A third challenge is the recall rate associated with mammography. Between 10 and 14 percent of women who have mammograms are called back for additional screening, for reasons which range from a blurry image to a finding that needs further examination with ultrasound or other tests. For women who work or have childcare duties, callbacks can pose enormous challenges.
All of these obstacles, Salvatore argues, disappear when you look at the breasts on CT. "The beauty of CT is that it takes less than a minute. There's no compression. And I don't need them to come back for additional imaging. CT can determine whether a nodule is cystic or solid."
A Role for CT in Breast Cancer Screening
Before she was a radiologist at CUIMC, Salvatore was involved in several other studies which suggest that CT could be considered as a screening tool for breast cancer. In a retrospective study published in Radiology in 2014—while she was a radiologist at Mount Sinai Hospital—Salvatore and her colleagues found that CT performed as well as mammography when looking at breast density, a key risk factor for breast cancer.
In a more recent study published in Translational Lung Cancer Research, Salvatore collaborated with the Mount Sinai team to look at the added benefit of early detection of other diseases with lung cancer screening. They showed a reduction in mortality for lung cancer by 20 percent with lung cancer screening, but also a reduction of mortality from all causes by eight percent. "So I would expect that with CT we would decrease mortality not only from breast cancer but also decrease mortality from cancer from other regions," Salvatore says.

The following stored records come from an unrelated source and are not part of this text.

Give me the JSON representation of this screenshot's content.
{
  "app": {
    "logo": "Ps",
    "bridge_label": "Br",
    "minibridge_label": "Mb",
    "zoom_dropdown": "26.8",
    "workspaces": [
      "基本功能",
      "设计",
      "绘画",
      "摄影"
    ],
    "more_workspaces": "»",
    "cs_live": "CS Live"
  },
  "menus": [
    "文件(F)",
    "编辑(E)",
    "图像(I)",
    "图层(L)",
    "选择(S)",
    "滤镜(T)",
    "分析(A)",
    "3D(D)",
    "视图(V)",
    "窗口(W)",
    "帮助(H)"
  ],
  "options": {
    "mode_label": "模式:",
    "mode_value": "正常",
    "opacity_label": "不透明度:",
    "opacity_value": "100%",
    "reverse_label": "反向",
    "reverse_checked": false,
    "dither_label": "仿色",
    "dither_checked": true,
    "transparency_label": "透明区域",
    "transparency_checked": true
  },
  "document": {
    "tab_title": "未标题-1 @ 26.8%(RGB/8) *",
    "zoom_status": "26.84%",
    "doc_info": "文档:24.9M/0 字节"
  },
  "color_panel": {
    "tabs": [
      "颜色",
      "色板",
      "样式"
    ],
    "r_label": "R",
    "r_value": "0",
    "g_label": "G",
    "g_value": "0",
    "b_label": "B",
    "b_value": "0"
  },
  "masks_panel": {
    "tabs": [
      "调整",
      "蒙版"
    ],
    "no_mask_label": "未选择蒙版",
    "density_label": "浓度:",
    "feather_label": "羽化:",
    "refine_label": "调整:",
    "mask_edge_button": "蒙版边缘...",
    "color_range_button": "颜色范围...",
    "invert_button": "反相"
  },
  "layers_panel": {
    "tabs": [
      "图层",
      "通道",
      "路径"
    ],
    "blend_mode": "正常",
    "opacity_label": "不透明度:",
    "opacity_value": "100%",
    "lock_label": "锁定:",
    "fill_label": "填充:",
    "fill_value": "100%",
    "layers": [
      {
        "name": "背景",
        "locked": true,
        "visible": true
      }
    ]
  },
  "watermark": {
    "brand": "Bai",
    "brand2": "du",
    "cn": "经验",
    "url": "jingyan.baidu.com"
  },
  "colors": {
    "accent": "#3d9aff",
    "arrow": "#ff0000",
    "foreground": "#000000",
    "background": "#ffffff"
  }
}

She is applying for grants to conduct a prospective trial in which volunteers come in for a CT and mammogram on the same day, and she and Desperito will evaluate them separately. This will help eliminate the biases of the retrospective study, in which the population they looked at had health conditions which led to the CT. "I just want to make sure we look, because from my vantage point as a mammographer and a chest radiologist, I can see that it's easier to diagnose breast cancer on a CT most of the time," she says.
Desperito, who has been looking at mammograms for her entire career, can see immediate uses worldwide if the research continues to show advantages of CT as a method for detecting breast cancer. In countries and areas that don't have access to mammography, she explains, women get diagnosed at a later stage and are more likely to die from breast cancer. She believes that CT could address this disparity, both in the U.S. and internationally. "Especially in rural areas, there's just so much more access to CT," she says.
In 2021, the USPSTF changed lung cancer screening recommendations to include people who are younger and smoked fewer cigarettes than those included in previous guidelines. This presents an even more immediate opportunity, Desperito says.
"What if women coming in for lung cancer screening could have their breast tissue evaluated as well, so that they don't need both a CT and a mammogram every year?" Desperito says. "Let's just start with that population."
One thing she can say for sure is that women would be more likely to come for an exam that doesn't involve compression. "Maybe this is a better way to take care of women," she adds. "We need to figure that out."